Okay – I think I can finally and tentatively declare Victory!
A few lessons learned from this ugly business. The biggest one was that while it was pretty obvious that most of the spammers were automatic, there were two types!
One group obviously used the comment forms on posts directly. Creating comments on random postings, but usually only one or two of them at a time ( postings that is – not comments LOL. )
Of that first group, there were those who just opened up a comment window and dumped their garbage in – but requiring them to pass a simple Captcha code caused their attempts to fail!
The second part of that first group obviously had the processing smarts to crack a normal Captcha ( those that use numbers and letters combinations ) – possibly by brute force…
Once I installed a simple graphic puzzle ( requiring no entry of characters at all ) the high number of Spam entries dropped to a small low of 10-20 at a time!
Those last 20 were using a new way to post spam. They actually bypassed the whole Captcha challenge entirely! They did this by using WordPress ( the engine I use for my blog ) against itself – sort of.
Since they knew that the site was written in WordPress they just called a special utility within it called wp-comments-post.php which is the tool that does the posting of the comments after you have entered them into the comments field.
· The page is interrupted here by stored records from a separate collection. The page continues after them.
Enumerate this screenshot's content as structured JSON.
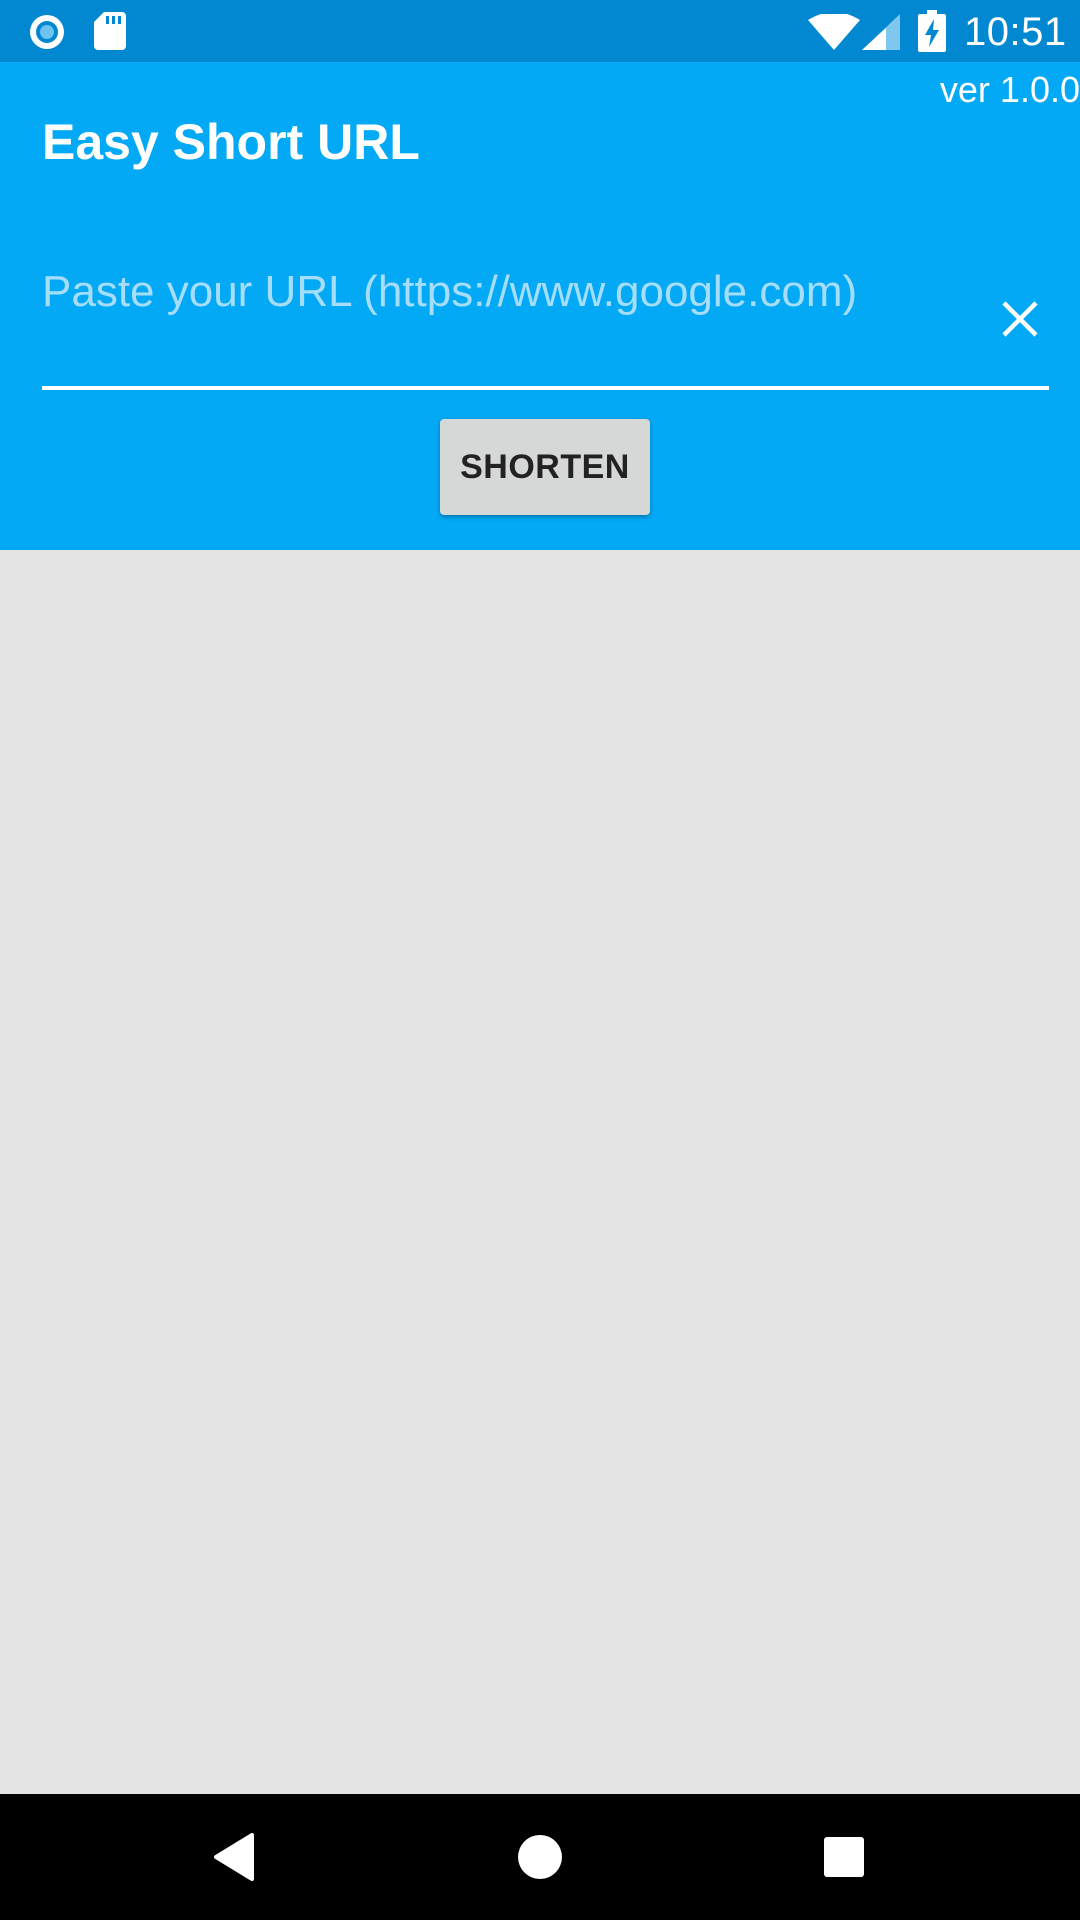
{
  "status_bar": {
    "time": "10:51",
    "icons": [
      "record-circle-icon",
      "sd-card-icon",
      "wifi-icon",
      "cell-signal-icon",
      "battery-charging-icon"
    ]
  },
  "header": {
    "title": "Easy Short URL",
    "version": "ver 1.0.0"
  },
  "url_input": {
    "value": "",
    "placeholder": "Paste your URL (https://www.google.com)",
    "clear_icon": "close-icon"
  },
  "shorten_button": {
    "label": "SHORTEN"
  },
  "nav_bar": {
    "icons": [
      "back-icon",
      "home-icon",
      "recents-icon"
    ]
  },
  "colors": {
    "status_bar": "#0288d1",
    "header": "#03a9f4",
    "content_background": "#e5e5e5",
    "button_background": "#d6d7d7",
    "placeholder_text": "#a6defa",
    "nav_bar": "#000000"
  }
}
I’d like to thank the website code.tutsplus.com for posting their 6 ways to combat Spam Comments. Their posting was instrumental in my fixing my problem. Now to be honest – all the Spam I was getting was going directly into the spam folder, none of it ever got posted on the website, so my original tools like Akismet were working – I just didn’t want to have to wade through the tons of Spam every couple of days looking for valid comments ( which has happened in the past unfortunately. )
So I added code.tutsplus.com‘s first recommendation to cancel the wp-comments-post.php attack – which was to put some special code into my .htaccess file. It seemed to work at first, but all at once they were posting again…
What finally did the trick was a special plugin called Cookies for Comments. I know there are mixed opinions about cookies on the Internet and I am against anything that tracks you over a period of time. But these are short duration things that are added and checked almost instantaneously! Essentially, the user will pick up a cookie from one of my pages and if he goes to post a comment, the cookie will be checked first! If it isn’t there the posting will be disallowed ( Because they are using the wp-comments-post.php tool not a page!)
I’m sure eventually, they will figure a way around this – what ever one man can construct another man can deconstruct – but for now the dam is holding.
I think WordPress themselves will soon have to address this direct access of code for spamming purposes – it’s too big a hole and needs to be fixed!